Dazu gehört aber auch, daß fahrräder und radfahrer im straßenverkehr auftauchen, sich den autofahrern aufdrängen und in ihr bewußtsein fräsen. Damit jeder autofahrer ständig überlegt, ob nicht doch von irgendwoher ein
radfahrer kommen könnte, den er vielleicht übersehen hat? Nicht, daß sowas
passiert wie mir gestern …

Überfahren

Heute war es mal wieder fast so weit, als ich auf dem il.pompino mit mäßiger geschwindigkeit nach hause fuhr, wollte mich doch glatt eine 1er-BMW-Fahrerin über den Haufen kacheln! Eigentlich hätte sie mich nicht übersehen können, da ich ihr entgegen fuhr und völlig allein auf der straße war.
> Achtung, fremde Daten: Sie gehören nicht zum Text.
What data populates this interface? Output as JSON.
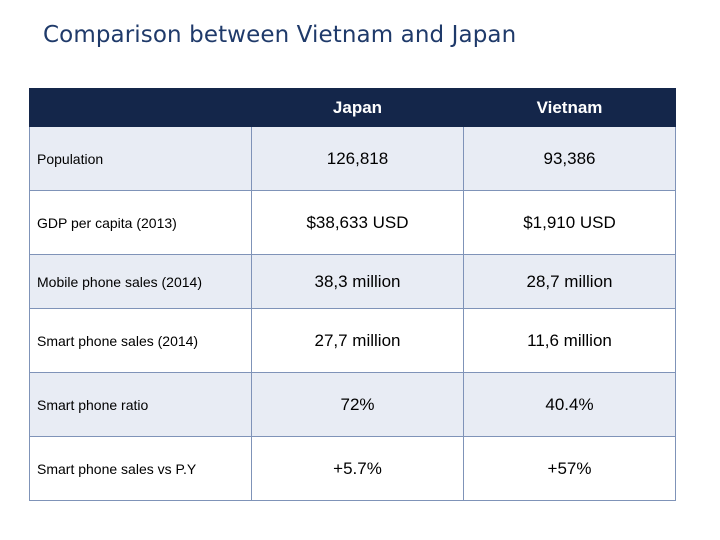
{
  "slide": {
    "title": "Comparison between Vietnam and Japan"
  },
  "table": {
    "headers": [
      "",
      "Japan",
      "Vietnam"
    ],
    "rows": [
      {
        "label": "Population",
        "japan": "126,818",
        "vietnam": "93,386"
      },
      {
        "label": "GDP per capita (2013)",
        "japan": "$38,633 USD",
        "vietnam": "$1,910 USD"
      },
      {
        "label": "Mobile phone sales (2014)",
        "japan": "38,3 million",
        "vietnam": "28,7 million"
      },
      {
        "label": "Smart phone sales (2014)",
        "japan": "27,7 million",
        "vietnam": "11,6 million"
      },
      {
        "label": "Smart phone ratio",
        "japan": "72%",
        "vietnam": "40.4%"
      },
      {
        "label": "Smart phone sales vs P.Y",
        "japan": "+5.7%",
        "vietnam": "+57%"
      }
    ]
  },
  "colors": {
    "title": "#1f3a6a",
    "header_bg": "#14264a",
    "row_shade": "#e8ecf4",
    "grid": "#7f93b8"
  }
}
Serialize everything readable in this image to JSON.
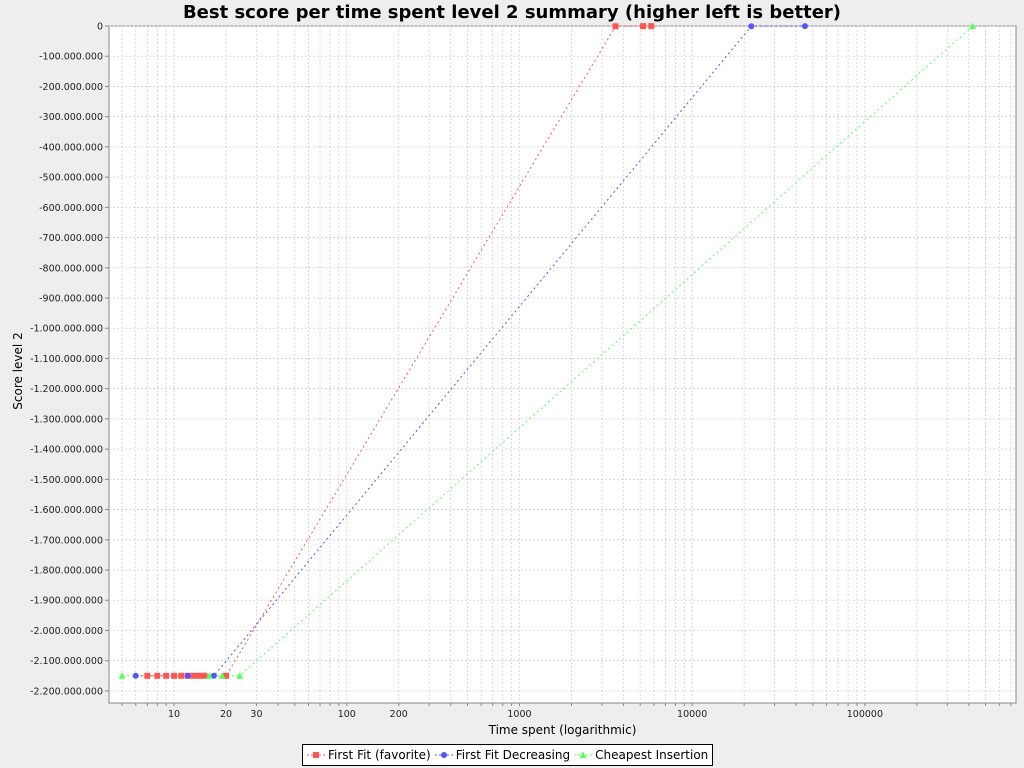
{
  "chart_data": {
    "type": "scatter",
    "title": "Best score per time spent level 2 summary (higher left is better)",
    "xlabel": "Time spent (logarithmic)",
    "ylabel": "Score level 2",
    "x_scale": "log",
    "xlim": [
      4.2,
      750000
    ],
    "ylim": [
      -2240000000,
      0
    ],
    "x_tick_labels": [
      {
        "value": 10,
        "label": "10"
      },
      {
        "value": 20,
        "label": "20"
      },
      {
        "value": 30,
        "label": "30"
      },
      {
        "value": 100,
        "label": "100"
      },
      {
        "value": 200,
        "label": "200"
      },
      {
        "value": 1000,
        "label": "1000"
      },
      {
        "value": 10000,
        "label": "10000"
      },
      {
        "value": 100000,
        "label": "100000"
      }
    ],
    "y_tick_labels": [
      {
        "value": 0,
        "label": "0"
      },
      {
        "value": -100000000,
        "label": "-100.000.000"
      },
      {
        "value": -200000000,
        "label": "-200.000.000"
      },
      {
        "value": -300000000,
        "label": "-300.000.000"
      },
      {
        "value": -400000000,
        "label": "-400.000.000"
      },
      {
        "value": -500000000,
        "label": "-500.000.000"
      },
      {
        "value": -600000000,
        "label": "-600.000.000"
      },
      {
        "value": -700000000,
        "label": "-700.000.000"
      },
      {
        "value": -800000000,
        "label": "-800.000.000"
      },
      {
        "value": -900000000,
        "label": "-900.000.000"
      },
      {
        "value": -1000000000,
        "label": "-1.000.000.000"
      },
      {
        "value": -1100000000,
        "label": "-1.100.000.000"
      },
      {
        "value": -1200000000,
        "label": "-1.200.000.000"
      },
      {
        "value": -1300000000,
        "label": "-1.300.000.000"
      },
      {
        "value": -1400000000,
        "label": "-1.400.000.000"
      },
      {
        "value": -1500000000,
        "label": "-1.500.000.000"
      },
      {
        "value": -1600000000,
        "label": "-1.600.000.000"
      },
      {
        "value": -1700000000,
        "label": "-1.700.000.000"
      },
      {
        "value": -1800000000,
        "label": "-1.800.000.000"
      },
      {
        "value": -1900000000,
        "label": "-1.900.000.000"
      },
      {
        "value": -2000000000,
        "label": "-2.000.000.000"
      },
      {
        "value": -2100000000,
        "label": "-2.100.000.000"
      },
      {
        "value": -2200000000,
        "label": "-2.200.000.000"
      }
    ],
    "grid": true,
    "legend_position": "bottom",
    "series": [
      {
        "name": "First Fit (favorite)",
        "color": "#ff5555",
        "marker": "square",
        "x": [
          7,
          8,
          9,
          10,
          11,
          12,
          13,
          14,
          15,
          20,
          3600,
          5200,
          5800
        ],
        "y": [
          -2150000000,
          -2150000000,
          -2150000000,
          -2150000000,
          -2150000000,
          -2150000000,
          -2150000000,
          -2150000000,
          -2150000000,
          -2150000000,
          -1000000,
          -500000,
          -300000
        ]
      },
      {
        "name": "First Fit Decreasing",
        "color": "#5555ff",
        "marker": "circle",
        "x": [
          6,
          12,
          17,
          22000,
          45000
        ],
        "y": [
          -2150000000,
          -2150000000,
          -2150000000,
          -800000,
          -400000
        ]
      },
      {
        "name": "Cheapest Insertion",
        "color": "#55ff55",
        "marker": "triangle",
        "x": [
          5,
          16,
          19,
          24,
          420000
        ],
        "y": [
          -2150000000,
          -2150000000,
          -2150000000,
          -2150000000,
          -500000
        ]
      }
    ]
  }
}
Ich war als linksabbieger auf einer abzweigenden vorfahrtsstraße, oder wie das heißt – früher abzweigende hauptstraße – unterwegs. Und wie es sich gehört, wenn man nicht allein auf der straße ist – hand raus und rein in die kurve! Und was macht DIE fährt auch einfach weiter. Ohne mich im geringsten zu beachten.

Nur eine notbremsung hat mich gerettet, die tante fuhr einfach weiter…

Sonnenfinsternis und Beneteau 25

Gestern war sie ja nun endlich da die sonnenfinsternis. Wobei ich ja noch glück hatte, denn zum einen war ich in berlin, wo die sonne zu immerhin 39 Prozent verdeckt war und nicht nur zu 36 wie bei mir zu hause. Zum anderen hatte ich auch glück, da ich wirklich etwas davon gesehen habe.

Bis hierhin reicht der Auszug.